The authors of the Declaration of Independence and the American Constitution were not obsessed with some compulsive psychological strategy for disguising their own irrational wishes or intentions like a Rousseau or a Nietzsche. And their wisdom is far from extinct in the USA. So that, should the energy which activates the ad-men be transferred to the world of political speculation and creation, America could still fulfill many of its broken Utopian promises, becuse its Jeffersonian tradition is still intact, and likewise its psychological vigour.

The Mechanical Bride

For the satiated, both sex and speed are pretty boring until the element of danger and even death is introduced. Sensation and sadism are near twins. And for those for whom the sex act has come to seem mechanical and merely the meeting and manipulation of body parts, there often remains a hunger which can be called metaphysical but which is not recognized as such, and which seeks satisfaction in physical danger, or sometimes in torture, suicide, or murder. Many of the Frankenstein fantasies depend on the horror of a synthetic robot running amok in revenge for its lack of a "soul." Is this not merely a symbolic way of expressing the actual fact that many people have become so mechanized that they feel a dim resentment at being deprived of full human status?

Joyce, Mallarme, and the Press

Plato foresaw some of them with alarm in the Phaedrus:

The specific which you have discovered is an aid not to memory, but to reminiscence, and you give your disciples not truth bot only the semblance of truth; they will be hearers of many things and will have learned nothing; they will appear omniscient and will generally know nothing; they will be tiresome company, having the show of wisdom without the reality.

Letter to Harold Adams Innis

Retracing becomes in modern historical scholarship the technique of reconstruction. The technique which Edgar Poe first put to work in his detective stories. In the arts this discovery has had all those astonishing results which have seemed to separate the ordinary public from what it regards as esoteric magic. From the point of view of the artist however the business of art is no longer the communication of thoughts or feelings which are to be conceptually ordered, but a direct participation in an experience. The whole tendency of modern communication whether in the press, in advertizing or in the high arts is towards participation in a process, rather than apprehension of concepts. And this major revolution, intimately linked to technology, is one whose consequences have not begun to be studied although they have begun to be felt.

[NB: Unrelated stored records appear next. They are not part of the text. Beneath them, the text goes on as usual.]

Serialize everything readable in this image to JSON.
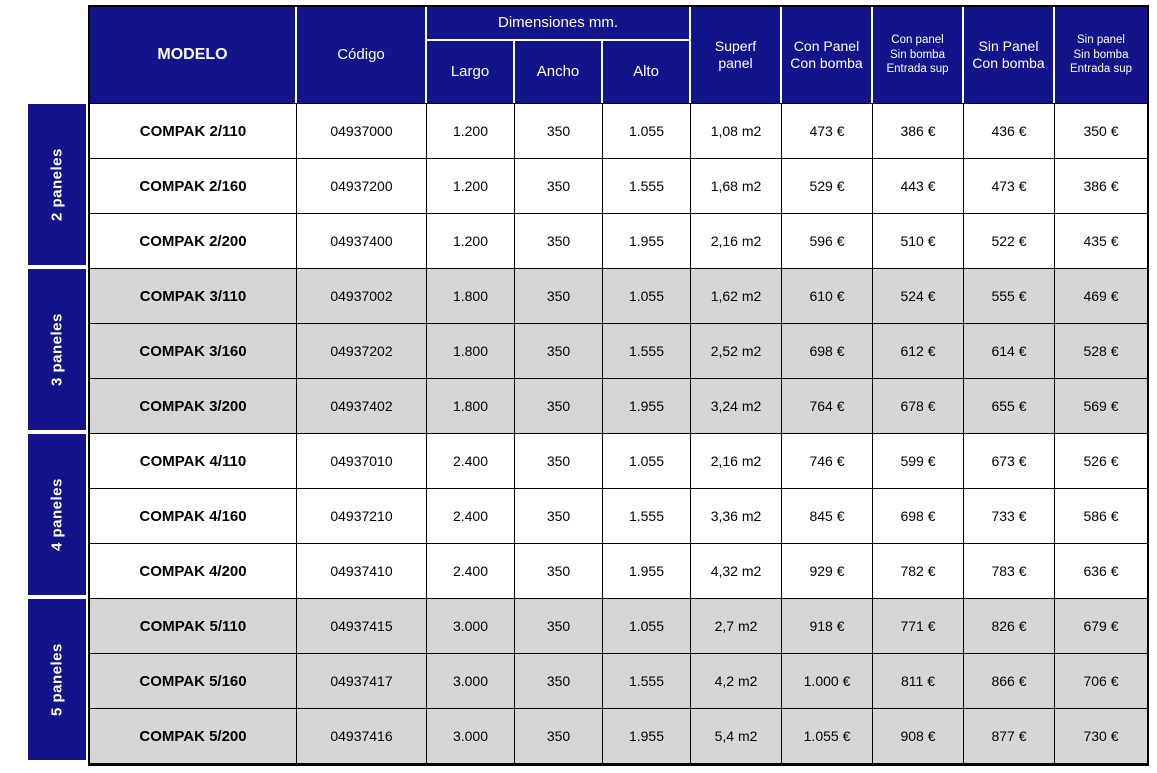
{
  "table": {
    "headers": {
      "modelo": "MODELO",
      "codigo": "Código",
      "dimensiones": "Dimensiones mm.",
      "largo": "Largo",
      "ancho": "Ancho",
      "alto": "Alto",
      "superf": "Superf\npanel",
      "con_panel_con_bomba": "Con Panel\nCon bomba",
      "con_panel_sin_bomba": "Con panel\nSin bomba\nEntrada sup",
      "sin_panel_con_bomba": "Sin Panel\nCon bomba",
      "sin_panel_sin_bomba": "Sin panel\nSin bomba\nEntrada sup"
    },
    "groups": [
      {
        "label": "2 paneles",
        "rows": [
          {
            "modelo": "COMPAK 2/110",
            "codigo": "04937000",
            "largo": "1.200",
            "ancho": "350",
            "alto": "1.055",
            "superf": "1,08 m2",
            "con_panel_con_bomba": "473 €",
            "con_panel_sin_bomba": "386 €",
            "sin_panel_con_bomba": "436 €",
            "sin_panel_sin_bomba": "350 €"
          },
          {
            "modelo": "COMPAK 2/160",
            "codigo": "04937200",
            "largo": "1.200",
            "ancho": "350",
            "alto": "1.555",
            "superf": "1,68 m2",
            "con_panel_con_bomba": "529 €",
            "con_panel_sin_bomba": "443 €",
            "sin_panel_con_bomba": "473 €",
            "sin_panel_sin_bomba": "386 €"
          },
          {
            "modelo": "COMPAK 2/200",
            "codigo": "04937400",
            "largo": "1.200",
            "ancho": "350",
            "alto": "1.955",
            "superf": "2,16 m2",
            "con_panel_con_bomba": "596 €",
            "con_panel_sin_bomba": "510 €",
            "sin_panel_con_bomba": "522 €",
            "sin_panel_sin_bomba": "435 €"
          }
        ]
      },
      {
        "label": "3 paneles",
        "rows": [
          {
            "modelo": "COMPAK 3/110",
            "codigo": "04937002",
            "largo": "1.800",
            "ancho": "350",
            "alto": "1.055",
            "superf": "1,62 m2",
            "con_panel_con_bomba": "610 €",
            "con_panel_sin_bomba": "524 €",
            "sin_panel_con_bomba": "555 €",
            "sin_panel_sin_bomba": "469 €"
          },
          {
            "modelo": "COMPAK 3/160",
            "codigo": "04937202",
            "largo": "1.800",
            "ancho": "350",
            "alto": "1.555",
            "superf": "2,52 m2",
            "con_panel_con_bomba": "698 €",
            "con_panel_sin_bomba": "612 €",
            "sin_panel_con_bomba": "614 €",
            "sin_panel_sin_bomba": "528 €"
          },
          {
            "modelo": "COMPAK 3/200",
            "codigo": "04937402",
            "largo": "1.800",
            "ancho": "350",
            "alto": "1.955",
            "superf": "3,24 m2",
            "con_panel_con_bomba": "764 €",
            "con_panel_sin_bomba": "678 €",
            "sin_panel_con_bomba": "655 €",
            "sin_panel_sin_bomba": "569 €"
          }
        ]
      },
      {
        "label": "4 paneles",
        "rows": [
          {
            "modelo": "COMPAK 4/110",
            "codigo": "04937010",
            "largo": "2.400",
            "ancho": "350",
            "alto": "1.055",
            "superf": "2,16 m2",
            "con_panel_con_bomba": "746 €",
            "con_panel_sin_bomba": "599 €",
            "sin_panel_con_bomba": "673 €",
            "sin_panel_sin_bomba": "526 €"
          },
          {
            "modelo": "COMPAK 4/160",
            "codigo": "04937210",
            "largo": "2.400",
            "ancho": "350",
            "alto": "1.555",
            "superf": "3,36 m2",
            "con_panel_con_bomba": "845 €",
            "con_panel_sin_bomba": "698 €",
            "sin_panel_con_bomba": "733 €",
            "sin_panel_sin_bomba": "586 €"
          },
          {
            "modelo": "COMPAK 4/200",
            "codigo": "04937410",
            "largo": "2.400",
            "ancho": "350",
            "alto": "1.955",
            "superf": "4,32 m2",
            "con_panel_con_bomba": "929 €",
            "con_panel_sin_bomba": "782 €",
            "sin_panel_con_bomba": "783 €",
            "sin_panel_sin_bomba": "636 €"
          }
        ]
      },
      {
        "label": "5 paneles",
        "rows": [
          {
            "modelo": "COMPAK 5/110",
            "codigo": "04937415",
            "largo": "3.000",
            "ancho": "350",
            "alto": "1.055",
            "superf": "2,7 m2",
            "con_panel_con_bomba": "918 €",
            "con_panel_sin_bomba": "771 €",
            "sin_panel_con_bomba": "826 €",
            "sin_panel_sin_bomba": "679 €"
          },
          {
            "modelo": "COMPAK 5/160",
            "codigo": "04937417",
            "largo": "3.000",
            "ancho": "350",
            "alto": "1.555",
            "superf": "4,2 m2",
            "con_panel_con_bomba": "1.000 €",
            "con_panel_sin_bomba": "811 €",
            "sin_panel_con_bomba": "866 €",
            "sin_panel_sin_bomba": "706 €"
          },
          {
            "modelo": "COMPAK 5/200",
            "codigo": "04937416",
            "largo": "3.000",
            "ancho": "350",
            "alto": "1.955",
            "superf": "5,4 m2",
            "con_panel_con_bomba": "1.055 €",
            "con_panel_sin_bomba": "908 €",
            "sin_panel_con_bomba": "877 €",
            "sin_panel_sin_bomba": "730 €"
          }
        ]
      }
    ]
  },
  "colors": {
    "header_navy": "#14148a",
    "row_gray": "#d6d6d6",
    "border_black": "#000000",
    "header_text": "#ffffff"
  }
}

The present literary epoch has been of exceptional duration - 400 years. There are many symptoms that it is at an end. The comic book for example has been seen as a degenerate literary form instead of as a nascent pictoral and dramatic form which has sprung from the new stress on visual-auditory communication in the magazines, the radio and television. The young today cannot follow narrative but they are alert to drama. They cannot bear description but they love landscape and action.

If literature is to survive as a scholastic discipline except for a very few people, it must be by a transfer of its techniques of perception and judgement to these new media. The new media, which are already much more constitutive educationally than those of the classroom, must be inspected and discussed in the classroom if the classroom is to continue at all except as a place of detention.